ADHD is a real neurological complication. While the exact origins of ADHD are not well known, what is known is that millions of children and adults suffer with ADHD each day. While some may refer to ADHD as simply a child who is poorly behaved, or impacted by inadequate parenting and discipline, let it be known that ADHD has is a real condition with real physiological foundations.
Along those same lines, I have also experienced comments, with regard to my son’s ADHD, indicating some believe ADHD can be controlled without medication and that those who suffer from ADHD simply choose not to control their behavior. This is simply not the case. In fact, because, as a general human population, we do not remain in a conscious bodily awareness every moment of every day, it would be virtually impossible for a person with ADHD to continuously monitor their behavior every waking moment. Therefore, using prescription medications such as Ritalin and Concerta have shown effectiveness at relaxing the neurological stimulation.

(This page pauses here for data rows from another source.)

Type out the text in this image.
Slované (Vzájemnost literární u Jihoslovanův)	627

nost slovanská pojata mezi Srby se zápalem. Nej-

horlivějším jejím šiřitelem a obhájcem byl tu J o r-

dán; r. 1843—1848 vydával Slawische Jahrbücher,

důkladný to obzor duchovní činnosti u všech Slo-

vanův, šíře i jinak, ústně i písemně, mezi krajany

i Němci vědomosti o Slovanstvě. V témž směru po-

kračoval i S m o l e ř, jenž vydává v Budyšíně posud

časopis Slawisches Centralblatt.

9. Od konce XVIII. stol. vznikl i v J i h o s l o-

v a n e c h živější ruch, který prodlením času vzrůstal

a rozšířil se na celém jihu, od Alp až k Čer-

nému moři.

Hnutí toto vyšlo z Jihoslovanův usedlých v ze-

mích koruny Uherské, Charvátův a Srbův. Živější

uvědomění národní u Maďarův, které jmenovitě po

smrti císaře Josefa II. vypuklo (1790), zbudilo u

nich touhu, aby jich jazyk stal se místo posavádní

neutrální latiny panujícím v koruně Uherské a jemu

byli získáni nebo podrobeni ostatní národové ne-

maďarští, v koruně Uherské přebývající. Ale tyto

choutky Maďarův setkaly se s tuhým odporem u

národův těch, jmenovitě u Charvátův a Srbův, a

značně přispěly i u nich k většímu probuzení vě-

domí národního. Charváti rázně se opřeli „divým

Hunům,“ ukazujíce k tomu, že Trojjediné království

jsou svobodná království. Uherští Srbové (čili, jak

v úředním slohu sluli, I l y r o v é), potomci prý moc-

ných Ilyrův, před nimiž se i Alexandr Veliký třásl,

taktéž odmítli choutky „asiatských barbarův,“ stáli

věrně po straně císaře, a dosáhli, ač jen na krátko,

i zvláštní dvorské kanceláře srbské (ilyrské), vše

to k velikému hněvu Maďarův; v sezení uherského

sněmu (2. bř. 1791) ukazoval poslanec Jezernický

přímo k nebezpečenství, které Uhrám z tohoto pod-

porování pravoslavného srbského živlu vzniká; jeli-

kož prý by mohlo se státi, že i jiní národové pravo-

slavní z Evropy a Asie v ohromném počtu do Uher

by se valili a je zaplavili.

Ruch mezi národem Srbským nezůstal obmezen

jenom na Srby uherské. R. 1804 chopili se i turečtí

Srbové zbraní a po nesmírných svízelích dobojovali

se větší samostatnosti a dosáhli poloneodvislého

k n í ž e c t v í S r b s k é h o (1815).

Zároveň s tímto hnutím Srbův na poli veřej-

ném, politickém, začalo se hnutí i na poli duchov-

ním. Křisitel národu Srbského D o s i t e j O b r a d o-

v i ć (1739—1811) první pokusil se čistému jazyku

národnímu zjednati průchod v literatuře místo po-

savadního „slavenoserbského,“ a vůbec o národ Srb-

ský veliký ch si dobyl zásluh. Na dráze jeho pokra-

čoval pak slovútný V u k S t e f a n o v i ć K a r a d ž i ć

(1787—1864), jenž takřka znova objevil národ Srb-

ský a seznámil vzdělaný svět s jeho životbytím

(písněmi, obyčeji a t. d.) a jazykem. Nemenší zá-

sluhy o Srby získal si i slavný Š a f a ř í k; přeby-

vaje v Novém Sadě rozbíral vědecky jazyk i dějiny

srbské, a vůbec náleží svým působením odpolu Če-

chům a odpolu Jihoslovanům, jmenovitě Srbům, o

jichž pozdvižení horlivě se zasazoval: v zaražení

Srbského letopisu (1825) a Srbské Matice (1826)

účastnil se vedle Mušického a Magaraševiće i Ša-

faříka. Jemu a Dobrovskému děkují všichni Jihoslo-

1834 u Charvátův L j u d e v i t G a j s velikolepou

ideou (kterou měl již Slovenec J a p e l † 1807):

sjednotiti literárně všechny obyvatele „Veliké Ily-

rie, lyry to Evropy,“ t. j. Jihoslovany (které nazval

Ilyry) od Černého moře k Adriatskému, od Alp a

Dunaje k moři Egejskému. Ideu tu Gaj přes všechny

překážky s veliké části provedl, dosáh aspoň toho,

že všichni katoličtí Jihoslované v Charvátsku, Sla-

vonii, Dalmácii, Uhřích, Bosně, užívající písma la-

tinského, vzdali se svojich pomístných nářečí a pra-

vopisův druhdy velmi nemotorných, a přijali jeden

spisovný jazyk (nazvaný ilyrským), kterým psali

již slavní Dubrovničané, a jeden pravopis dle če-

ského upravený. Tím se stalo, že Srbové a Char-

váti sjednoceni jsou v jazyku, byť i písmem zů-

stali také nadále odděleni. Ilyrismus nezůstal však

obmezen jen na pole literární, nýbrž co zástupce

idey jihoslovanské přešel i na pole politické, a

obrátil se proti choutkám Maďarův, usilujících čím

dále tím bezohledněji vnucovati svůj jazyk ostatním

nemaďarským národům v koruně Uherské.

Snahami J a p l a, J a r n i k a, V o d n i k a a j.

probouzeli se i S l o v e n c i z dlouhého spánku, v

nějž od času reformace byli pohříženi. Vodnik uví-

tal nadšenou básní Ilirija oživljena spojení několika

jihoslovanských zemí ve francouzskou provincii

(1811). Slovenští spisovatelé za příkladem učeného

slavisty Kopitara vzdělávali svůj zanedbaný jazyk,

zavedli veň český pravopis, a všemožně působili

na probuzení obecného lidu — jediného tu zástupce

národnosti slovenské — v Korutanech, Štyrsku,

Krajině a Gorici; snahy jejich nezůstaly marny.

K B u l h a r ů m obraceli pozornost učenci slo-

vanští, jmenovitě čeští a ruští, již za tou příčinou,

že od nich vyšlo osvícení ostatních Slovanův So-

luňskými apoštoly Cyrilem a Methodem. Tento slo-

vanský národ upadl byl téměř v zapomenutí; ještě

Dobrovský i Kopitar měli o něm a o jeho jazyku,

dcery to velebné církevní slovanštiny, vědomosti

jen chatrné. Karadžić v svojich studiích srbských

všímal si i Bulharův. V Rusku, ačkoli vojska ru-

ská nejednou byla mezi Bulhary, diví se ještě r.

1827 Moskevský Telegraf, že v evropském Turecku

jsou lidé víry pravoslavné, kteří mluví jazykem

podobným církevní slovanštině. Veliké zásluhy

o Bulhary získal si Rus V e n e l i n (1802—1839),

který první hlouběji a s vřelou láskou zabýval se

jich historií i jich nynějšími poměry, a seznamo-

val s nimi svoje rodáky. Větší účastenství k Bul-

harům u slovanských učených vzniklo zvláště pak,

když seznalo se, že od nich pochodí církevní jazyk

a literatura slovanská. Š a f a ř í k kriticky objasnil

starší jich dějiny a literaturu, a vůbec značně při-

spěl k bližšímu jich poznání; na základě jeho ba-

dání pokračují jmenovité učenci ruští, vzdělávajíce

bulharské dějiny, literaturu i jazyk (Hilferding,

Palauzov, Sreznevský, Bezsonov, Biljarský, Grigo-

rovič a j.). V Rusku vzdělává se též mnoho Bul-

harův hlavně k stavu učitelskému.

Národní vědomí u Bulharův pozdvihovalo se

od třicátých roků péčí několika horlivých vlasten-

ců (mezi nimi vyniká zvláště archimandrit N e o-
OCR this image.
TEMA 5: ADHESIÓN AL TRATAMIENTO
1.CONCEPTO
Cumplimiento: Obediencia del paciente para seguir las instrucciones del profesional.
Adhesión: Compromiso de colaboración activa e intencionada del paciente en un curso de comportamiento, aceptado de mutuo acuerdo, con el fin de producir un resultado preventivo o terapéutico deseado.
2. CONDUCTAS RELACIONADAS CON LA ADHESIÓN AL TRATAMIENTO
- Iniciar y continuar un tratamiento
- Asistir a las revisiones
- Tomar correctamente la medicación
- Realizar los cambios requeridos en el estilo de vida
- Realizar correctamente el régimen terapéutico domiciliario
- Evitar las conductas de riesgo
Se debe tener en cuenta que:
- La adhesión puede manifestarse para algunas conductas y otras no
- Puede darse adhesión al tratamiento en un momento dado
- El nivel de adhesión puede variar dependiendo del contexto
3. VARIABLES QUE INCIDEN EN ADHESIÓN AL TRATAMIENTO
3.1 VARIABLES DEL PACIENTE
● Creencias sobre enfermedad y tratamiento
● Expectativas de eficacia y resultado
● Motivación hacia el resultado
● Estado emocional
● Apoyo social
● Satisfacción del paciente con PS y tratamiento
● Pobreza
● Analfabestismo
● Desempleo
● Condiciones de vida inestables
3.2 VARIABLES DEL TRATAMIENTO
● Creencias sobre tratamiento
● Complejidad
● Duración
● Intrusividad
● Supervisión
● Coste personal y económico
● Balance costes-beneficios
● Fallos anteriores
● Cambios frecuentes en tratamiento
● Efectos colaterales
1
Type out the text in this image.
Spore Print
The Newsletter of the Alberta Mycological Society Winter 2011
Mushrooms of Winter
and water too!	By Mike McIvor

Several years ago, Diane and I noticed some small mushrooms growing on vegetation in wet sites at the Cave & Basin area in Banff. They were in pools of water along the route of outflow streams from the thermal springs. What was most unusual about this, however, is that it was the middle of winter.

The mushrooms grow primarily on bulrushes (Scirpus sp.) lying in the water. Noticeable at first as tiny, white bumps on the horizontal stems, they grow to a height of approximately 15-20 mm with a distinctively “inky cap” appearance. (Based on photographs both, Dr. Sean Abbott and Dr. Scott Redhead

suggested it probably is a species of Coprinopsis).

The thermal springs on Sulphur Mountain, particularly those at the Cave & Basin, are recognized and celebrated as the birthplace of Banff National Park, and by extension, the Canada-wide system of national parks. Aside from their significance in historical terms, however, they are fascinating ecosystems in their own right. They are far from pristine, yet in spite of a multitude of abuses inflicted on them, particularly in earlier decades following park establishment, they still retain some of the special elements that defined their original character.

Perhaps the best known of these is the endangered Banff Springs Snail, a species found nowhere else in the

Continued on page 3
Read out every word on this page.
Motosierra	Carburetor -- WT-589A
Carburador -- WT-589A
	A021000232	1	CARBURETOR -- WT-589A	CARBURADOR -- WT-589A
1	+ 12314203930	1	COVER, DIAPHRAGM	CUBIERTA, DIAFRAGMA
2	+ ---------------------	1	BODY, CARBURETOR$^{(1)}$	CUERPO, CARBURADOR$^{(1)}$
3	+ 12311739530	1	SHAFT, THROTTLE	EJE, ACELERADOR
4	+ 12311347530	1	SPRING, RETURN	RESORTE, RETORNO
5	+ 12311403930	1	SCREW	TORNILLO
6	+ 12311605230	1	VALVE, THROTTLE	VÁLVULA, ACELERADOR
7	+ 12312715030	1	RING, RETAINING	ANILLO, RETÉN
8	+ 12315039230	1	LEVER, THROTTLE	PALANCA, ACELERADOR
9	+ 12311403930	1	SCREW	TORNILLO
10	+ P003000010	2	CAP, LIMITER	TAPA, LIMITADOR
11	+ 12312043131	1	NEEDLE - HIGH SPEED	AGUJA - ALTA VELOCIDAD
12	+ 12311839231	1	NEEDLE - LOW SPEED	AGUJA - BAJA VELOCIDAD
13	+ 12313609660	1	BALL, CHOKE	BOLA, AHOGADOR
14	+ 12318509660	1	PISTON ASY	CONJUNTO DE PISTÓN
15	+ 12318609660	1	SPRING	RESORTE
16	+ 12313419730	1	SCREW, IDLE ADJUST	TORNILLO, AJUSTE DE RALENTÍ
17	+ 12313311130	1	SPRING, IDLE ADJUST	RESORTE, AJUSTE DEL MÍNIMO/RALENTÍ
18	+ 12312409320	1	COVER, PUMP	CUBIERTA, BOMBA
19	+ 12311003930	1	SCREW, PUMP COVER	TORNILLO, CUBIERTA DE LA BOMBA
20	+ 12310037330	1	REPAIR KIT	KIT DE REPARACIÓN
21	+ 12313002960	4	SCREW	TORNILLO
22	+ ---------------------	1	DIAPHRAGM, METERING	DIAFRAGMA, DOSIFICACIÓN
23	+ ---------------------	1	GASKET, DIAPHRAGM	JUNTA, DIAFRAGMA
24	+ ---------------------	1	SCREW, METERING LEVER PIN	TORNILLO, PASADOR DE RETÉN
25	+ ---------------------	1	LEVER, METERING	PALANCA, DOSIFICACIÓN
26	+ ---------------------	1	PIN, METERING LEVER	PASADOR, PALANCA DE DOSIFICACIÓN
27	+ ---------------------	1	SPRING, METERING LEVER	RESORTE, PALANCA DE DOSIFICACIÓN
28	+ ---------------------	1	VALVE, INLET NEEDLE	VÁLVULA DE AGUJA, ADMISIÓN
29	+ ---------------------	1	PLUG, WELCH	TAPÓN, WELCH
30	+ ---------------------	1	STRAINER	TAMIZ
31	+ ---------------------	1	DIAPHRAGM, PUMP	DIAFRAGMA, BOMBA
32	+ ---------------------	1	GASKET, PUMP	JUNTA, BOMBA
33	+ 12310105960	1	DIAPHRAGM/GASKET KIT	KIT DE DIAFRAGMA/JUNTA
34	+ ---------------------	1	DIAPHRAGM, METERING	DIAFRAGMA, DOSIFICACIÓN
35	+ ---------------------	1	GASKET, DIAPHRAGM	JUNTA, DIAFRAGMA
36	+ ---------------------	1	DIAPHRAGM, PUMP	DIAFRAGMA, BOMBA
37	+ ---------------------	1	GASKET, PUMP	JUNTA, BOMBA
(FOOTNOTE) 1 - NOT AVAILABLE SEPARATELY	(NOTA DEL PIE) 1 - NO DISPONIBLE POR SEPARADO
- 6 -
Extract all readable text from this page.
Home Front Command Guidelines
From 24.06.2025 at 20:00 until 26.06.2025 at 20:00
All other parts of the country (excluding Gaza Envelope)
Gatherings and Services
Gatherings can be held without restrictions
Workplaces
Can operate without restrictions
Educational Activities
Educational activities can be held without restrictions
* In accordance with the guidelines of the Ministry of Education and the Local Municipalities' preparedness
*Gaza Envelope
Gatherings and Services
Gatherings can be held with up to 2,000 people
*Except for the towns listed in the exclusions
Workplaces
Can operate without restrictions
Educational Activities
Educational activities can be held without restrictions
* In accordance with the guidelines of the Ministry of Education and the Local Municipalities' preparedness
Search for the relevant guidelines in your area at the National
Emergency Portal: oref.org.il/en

In terms of medication, there have been countless claims by ADHD patients who state they have experienced pre-employment screening inquiry, medical inquiry and even family inquiry into their use of Ritalin or Concerta and the implications for use for an extended period and the need for breaks in care so as to ensure the prescription medication does not become addictive. For prescription drugs used to treat ADHD, such as Concerta, the formula is provided in an extended release formula, providing continuous therapy throughout the day. The need for “vacation” or a break from the prescription drug is not necessary.
As for the claims that bad parenting attributes to ADHD, this is simply not the case. While there are parents who fail to discipline their children correctly, and parents who find they are overwhelmed by the behavior of the child with ADHD, for the most part, the parents of these children are well versed in the disciplinary methods that work and work diligently to make them effective and productive.
While ADHD is generally considered a childhood disorder, it is also quite common among adults. In fact, statistics show that many children do not outgrow ADHD and, as a result, as many as 50 percent will continue to experience ADHD into adulthood and, without proper treatment, these same adults may suffer from other secondary complications such as anxiety, depression and even substance abuse issues.
So, as we go about our daily lives, interacting with children and adults of all backgrounds, remember that ADHD is a confirmed neurological disorder that, often, requires the administration of prescription medication to offset the negative effect should no treatment be administered.